Race may be a construct, but its implications are very real, and Mohsin Hamid asks us to consider this in his novel The Last White Man, which takes us into the heart of ‘whiteness’ and the collective imagination that gives power to that whiteness. It’s a simple premise with profound ramifications --one morning (in a nod to Kafka’s The Metamorphosis) Anders, a white man, wakes up to find he has turned into a brown man. In a short intro to the novel, Hamid asks us to “destabilize the collective imaginings we inherit,” to imagine a future where we shed our inherited biases and “do not cling monstrously to nostalgias for the past.” And besides being a powerful allegory about race, The Last White Man is also a tale of profound love and profound loss, about family love and family bonds, about the roles we play, both societal and familial—son, daughter, father, mother, about the many versions of ourselves and the selves we grow into.

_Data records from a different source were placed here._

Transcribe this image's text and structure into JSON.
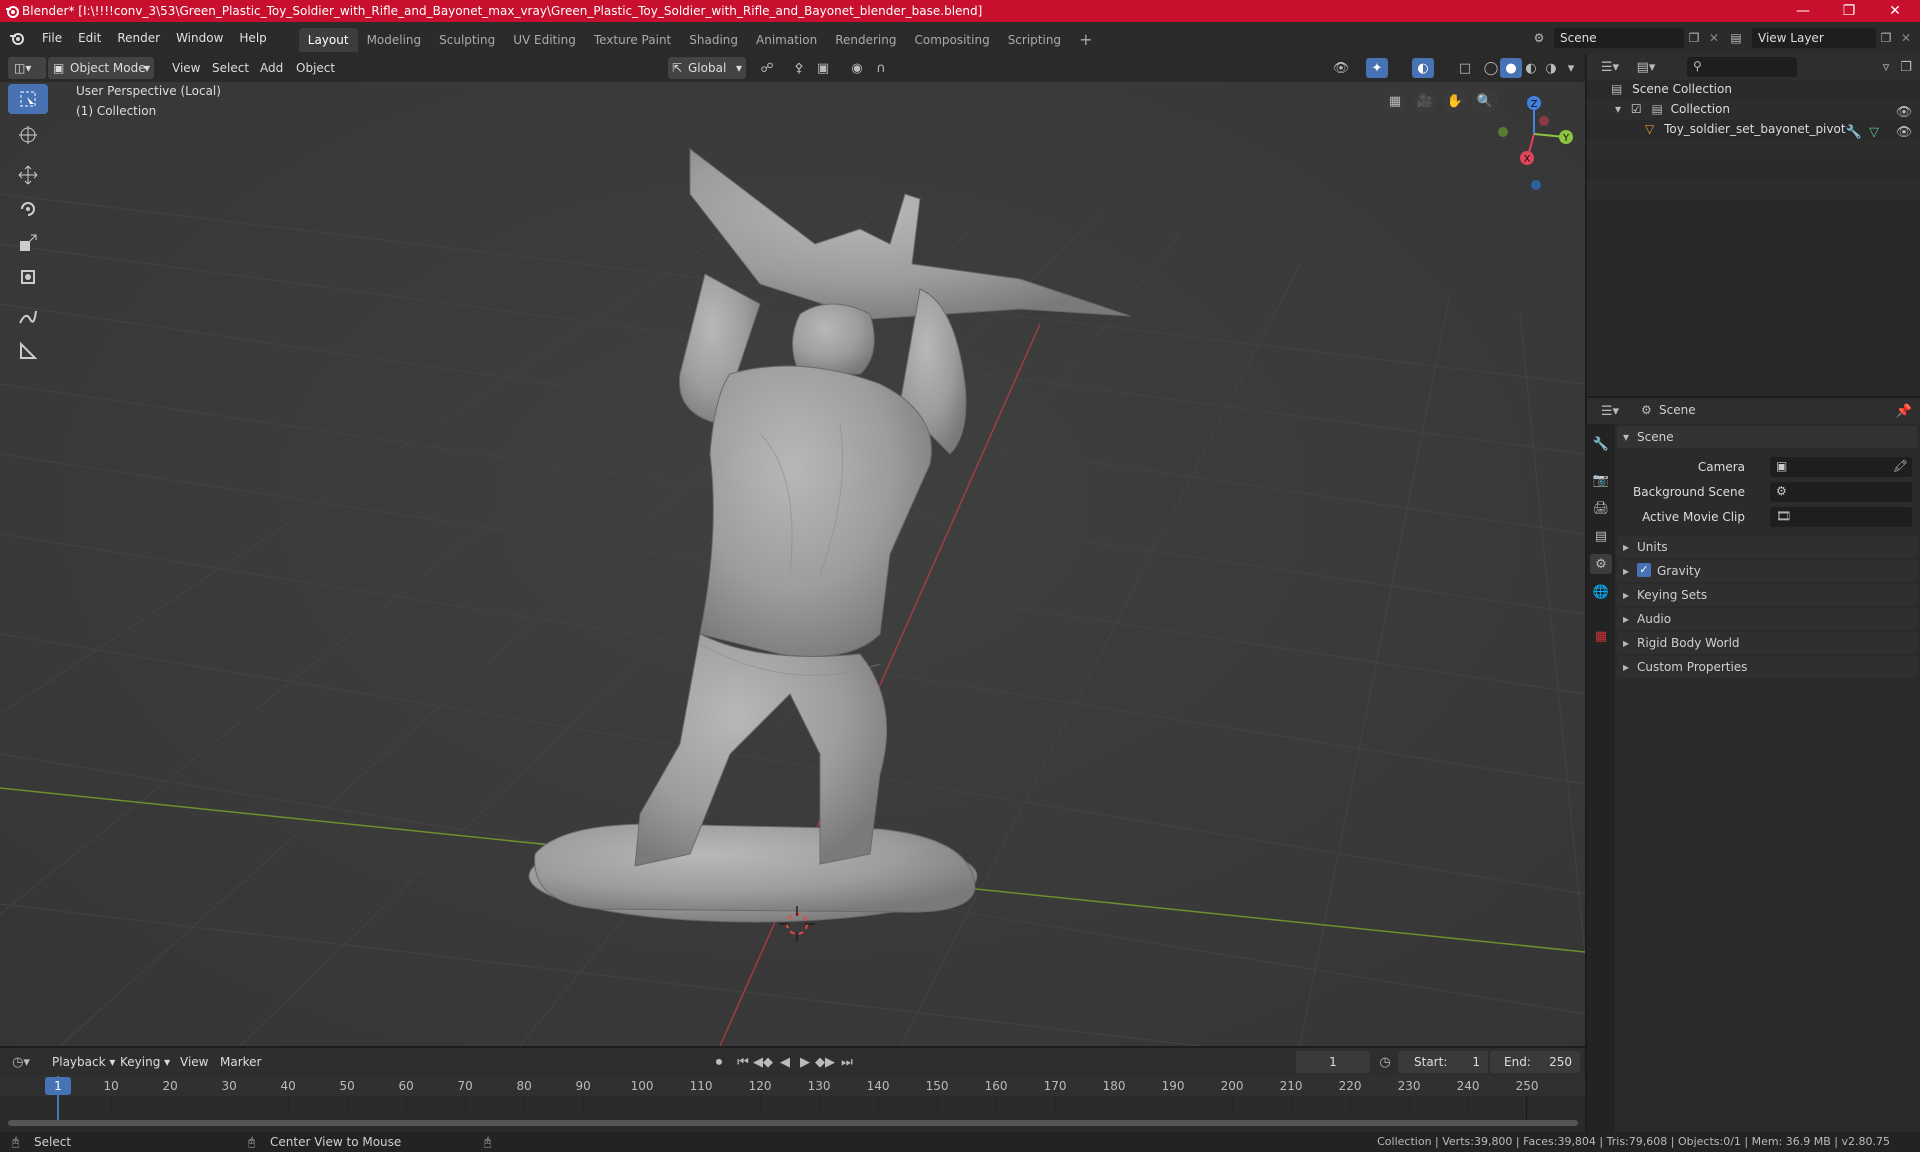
{
  "titlebar": {
    "title": "Blender* [I:\\!!!!conv_3\\53\\Green_Plastic_Toy_Soldier_with_Rifle_and_Bayonet_max_vray\\Green_Plastic_Toy_Soldier_with_Rifle_and_Bayonet_blender_base.blend]",
    "color": "#c8102e"
  },
  "menus": [
    "File",
    "Edit",
    "Render",
    "Window",
    "Help"
  ],
  "workspaces": [
    "Layout",
    "Modeling",
    "Sculpting",
    "UV Editing",
    "Texture Paint",
    "Shading",
    "Animation",
    "Rendering",
    "Compositing",
    "Scripting"
  ],
  "active_workspace": "Layout",
  "scene_selector": "Scene",
  "view_layer_selector": "View Layer",
  "viewport_header": {
    "mode": "Object Mode",
    "menus": [
      "View",
      "Select",
      "Add",
      "Object"
    ],
    "transform_orientation": "Global"
  },
  "viewport": {
    "perspective_label": "User Perspective (Local)",
    "collection_label": "(1) Collection",
    "gizmo_axes": {
      "x": "X",
      "y": "Y",
      "z": "Z"
    },
    "x_axis_color": "#e0455a",
    "y_axis_color": "#8bc440",
    "z_axis_color": "#3f82e0"
  },
  "outliner": {
    "root": "Scene Collection",
    "collection": "Collection",
    "object": "Toy_soldier_set_bayonet_pivot"
  },
  "properties": {
    "header": "Scene",
    "panel_title": "Scene",
    "camera_label": "Camera",
    "background_scene_label": "Background Scene",
    "active_clip_label": "Active Movie Clip",
    "sections": [
      "Units",
      "Gravity",
      "Keying Sets",
      "Audio",
      "Rigid Body World",
      "Custom Properties"
    ],
    "gravity_checked": true
  },
  "timeline": {
    "menus": [
      "Playback",
      "Keying",
      "View",
      "Marker"
    ],
    "current_frame": "1",
    "start_label": "Start:",
    "start_value": "1",
    "end_label": "End:",
    "end_value": "250",
    "ticks": [
      "1",
      "10",
      "20",
      "30",
      "40",
      "50",
      "60",
      "70",
      "80",
      "90",
      "100",
      "110",
      "120",
      "130",
      "140",
      "150",
      "160",
      "170",
      "180",
      "190",
      "200",
      "210",
      "220",
      "230",
      "240",
      "250"
    ]
  },
  "statusbar": {
    "left_hint": "Select",
    "middle_hint": "Center View to Mouse",
    "stats": "Collection | Verts:39,800 | Faces:39,804 | Tris:79,608 | Objects:0/1 | Mem: 36.9 MB | v2.80.75"
  }
}
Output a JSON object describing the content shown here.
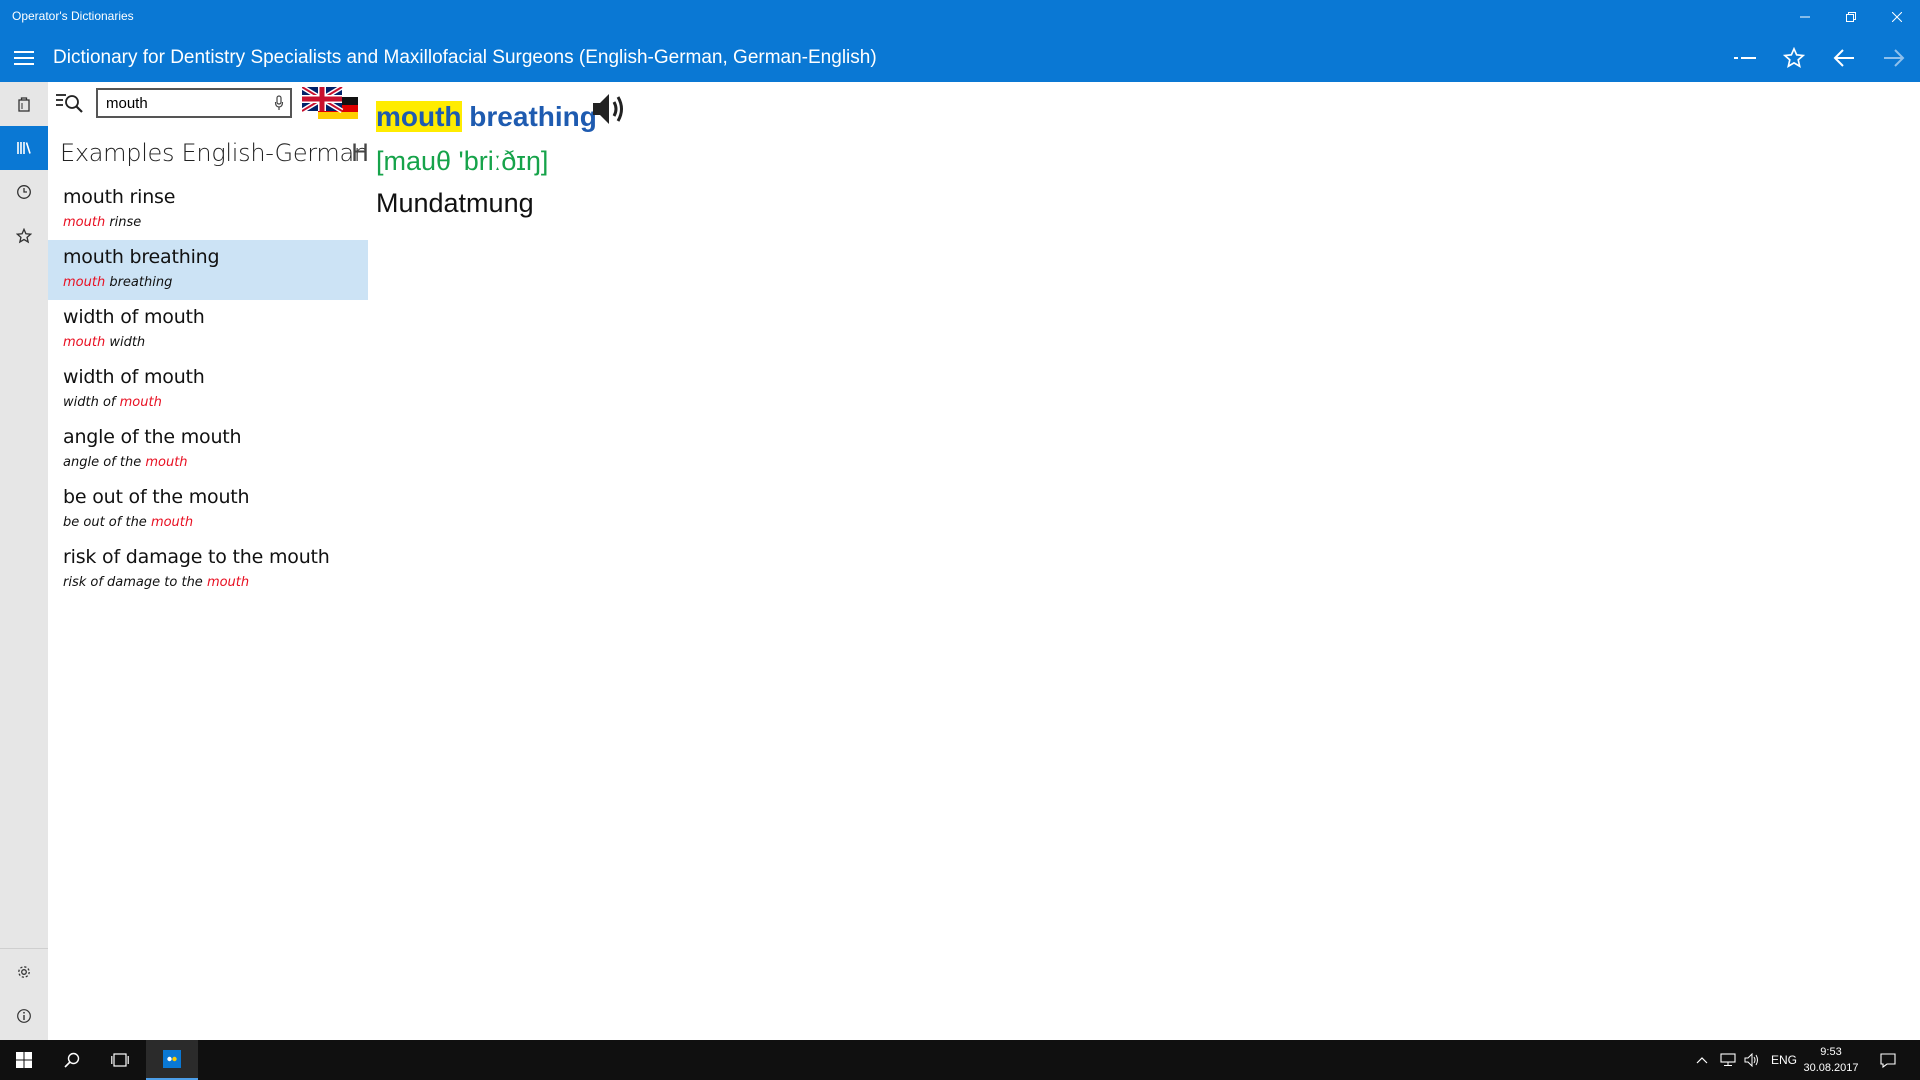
{
  "window": {
    "title": "Operator's Dictionaries"
  },
  "header": {
    "dictionary_title": "Dictionary for Dentistry Specialists and Maxillofacial Surgeons (English-German, German-English)"
  },
  "search": {
    "value": "mouth"
  },
  "list": {
    "header": "Examples English-German",
    "header_cut": "H",
    "items": [
      {
        "main": "mouth rinse",
        "sub_pre": "",
        "sub_hl": "mouth",
        "sub_post": " rinse",
        "selected": false
      },
      {
        "main": "mouth breathing",
        "sub_pre": "",
        "sub_hl": "mouth",
        "sub_post": " breathing",
        "selected": true
      },
      {
        "main": "width of mouth",
        "sub_pre": "",
        "sub_hl": "mouth",
        "sub_post": " width",
        "selected": false
      },
      {
        "main": "width of mouth",
        "sub_pre": "width of ",
        "sub_hl": "mouth",
        "sub_post": "",
        "selected": false
      },
      {
        "main": "angle of the mouth",
        "sub_pre": "angle of the ",
        "sub_hl": "mouth",
        "sub_post": "",
        "selected": false
      },
      {
        "main": "be out of the mouth",
        "sub_pre": "be out of the ",
        "sub_hl": "mouth",
        "sub_post": "",
        "selected": false
      },
      {
        "main": "risk of damage to the mouth",
        "sub_pre": "risk of damage to the ",
        "sub_hl": "mouth",
        "sub_post": "",
        "selected": false
      }
    ]
  },
  "entry": {
    "headword_highlight": "mouth",
    "headword_rest": " breathing",
    "pronunciation": "[mauθ 'briːðɪŋ]",
    "translation": "Mundatmung"
  },
  "taskbar": {
    "language": "ENG",
    "time": "9:53",
    "date": "30.08.2017"
  },
  "colors": {
    "accent": "#0a78d4",
    "selected_row": "#cce3f5",
    "headword": "#1e5bb0",
    "highlight": "#ffec00",
    "pronunciation": "#16a34a",
    "match": "#e81123"
  },
  "icons": {
    "sidebar": [
      "dictionaries-icon",
      "library-icon",
      "history-icon",
      "favorites-star-icon",
      "settings-gear-icon",
      "info-icon"
    ],
    "header": [
      "hamburger-icon",
      "collapse-icon",
      "star-icon",
      "back-arrow-icon",
      "forward-arrow-icon"
    ],
    "search": [
      "search-magnifier-icon",
      "microphone-icon",
      "uk-flag-icon",
      "german-flag-icon",
      "speaker-icon"
    ]
  }
}
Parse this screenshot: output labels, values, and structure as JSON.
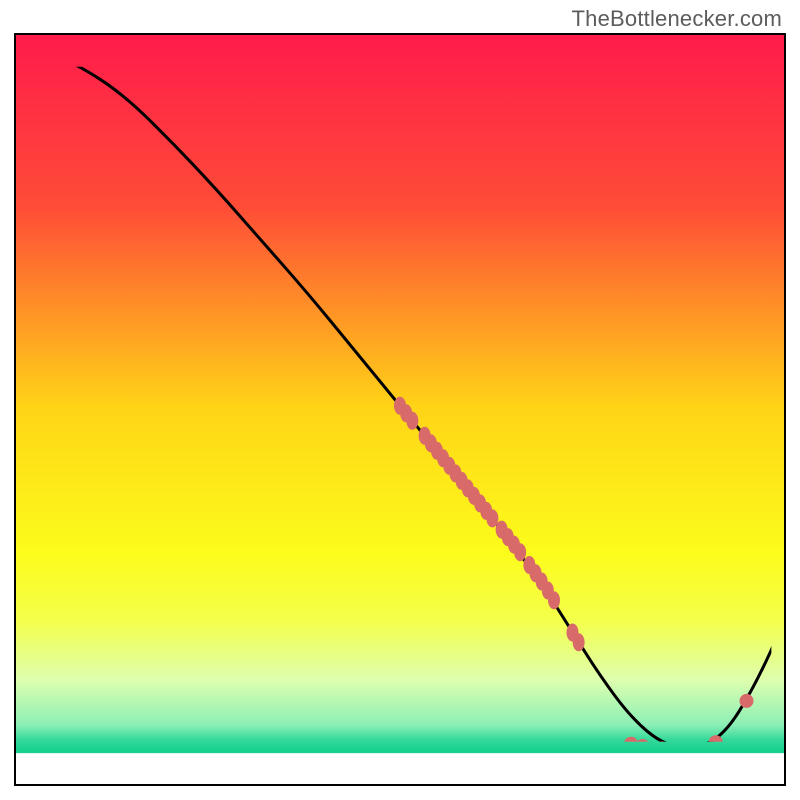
{
  "attribution": "TheBottlenecker.com",
  "chart_data": {
    "type": "line",
    "title": "",
    "xlabel": "",
    "ylabel": "",
    "xlim": [
      0,
      100
    ],
    "ylim": [
      0,
      100
    ],
    "gradient_stops": [
      {
        "offset": 0.0,
        "color": "#ff1b4b"
      },
      {
        "offset": 0.23,
        "color": "#ff4c37"
      },
      {
        "offset": 0.5,
        "color": "#ffd516"
      },
      {
        "offset": 0.69,
        "color": "#fcfc1b"
      },
      {
        "offset": 0.78,
        "color": "#f4ff4a"
      },
      {
        "offset": 0.86,
        "color": "#deffae"
      },
      {
        "offset": 0.92,
        "color": "#8cefb6"
      },
      {
        "offset": 0.94,
        "color": "#33d99a"
      },
      {
        "offset": 0.957,
        "color": "#10cf8a"
      },
      {
        "offset": 0.958,
        "color": "#ffffff"
      },
      {
        "offset": 1.0,
        "color": "#ffffff"
      }
    ],
    "series": [
      {
        "name": "curve",
        "x": [
          0,
          3,
          8,
          14,
          20,
          26,
          32,
          38,
          44,
          50,
          56,
          62,
          68,
          72,
          76,
          80,
          84,
          88,
          92,
          96,
          100
        ],
        "y": [
          100,
          98,
          96,
          92,
          86,
          79.5,
          72.5,
          65.5,
          58,
          50.5,
          43,
          35.5,
          27.5,
          21,
          14.5,
          9,
          5.5,
          4.7,
          6.5,
          13,
          22
        ]
      }
    ],
    "scatter_groups": [
      {
        "name": "line-markers",
        "color": "#d86a6a",
        "rx": 6,
        "ry": 9,
        "points_xy": [
          [
            50.0,
            50.5
          ],
          [
            50.8,
            49.5
          ],
          [
            51.6,
            48.5
          ],
          [
            53.2,
            46.5
          ],
          [
            54.0,
            45.5
          ],
          [
            54.8,
            44.5
          ],
          [
            55.6,
            43.5
          ],
          [
            56.4,
            42.5
          ],
          [
            57.2,
            41.5
          ],
          [
            58.0,
            40.5
          ],
          [
            58.8,
            39.5
          ],
          [
            59.6,
            38.5
          ],
          [
            60.4,
            37.5
          ],
          [
            61.2,
            36.5
          ],
          [
            62.0,
            35.5
          ],
          [
            63.2,
            34.0
          ],
          [
            64.0,
            33.0
          ],
          [
            64.8,
            32.0
          ],
          [
            65.6,
            31.0
          ],
          [
            66.8,
            29.3
          ],
          [
            67.6,
            28.2
          ],
          [
            68.4,
            27.1
          ],
          [
            69.2,
            25.9
          ],
          [
            70.0,
            24.6
          ],
          [
            72.4,
            20.3
          ],
          [
            73.2,
            19.0
          ]
        ]
      },
      {
        "name": "valley-markers",
        "color": "#d86a6a",
        "rx": 7,
        "ry": 7,
        "points_xy": [
          [
            80.0,
            5.5
          ],
          [
            81.5,
            5.2
          ],
          [
            84.0,
            4.9
          ],
          [
            86.0,
            4.7
          ],
          [
            87.3,
            4.7
          ],
          [
            91.0,
            5.7
          ],
          [
            95.0,
            11.2
          ]
        ]
      }
    ]
  }
}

I loved the book’s fluid style, with its paragraph-long, comma-filled sentences that are a very effective, impressionistic way to convey the novel’s ideas and feelings about race and the intimate space of family. Ed loved and highly recommends!
— Ed
“I loved this book! Mohsin Hamid’s Exit West stands up as one of my favorites, even years later. His newest delivers just as brilliantly. Themes of race and bigotry, couched in almost fable-like storytelling, feel timely, yet enduring.”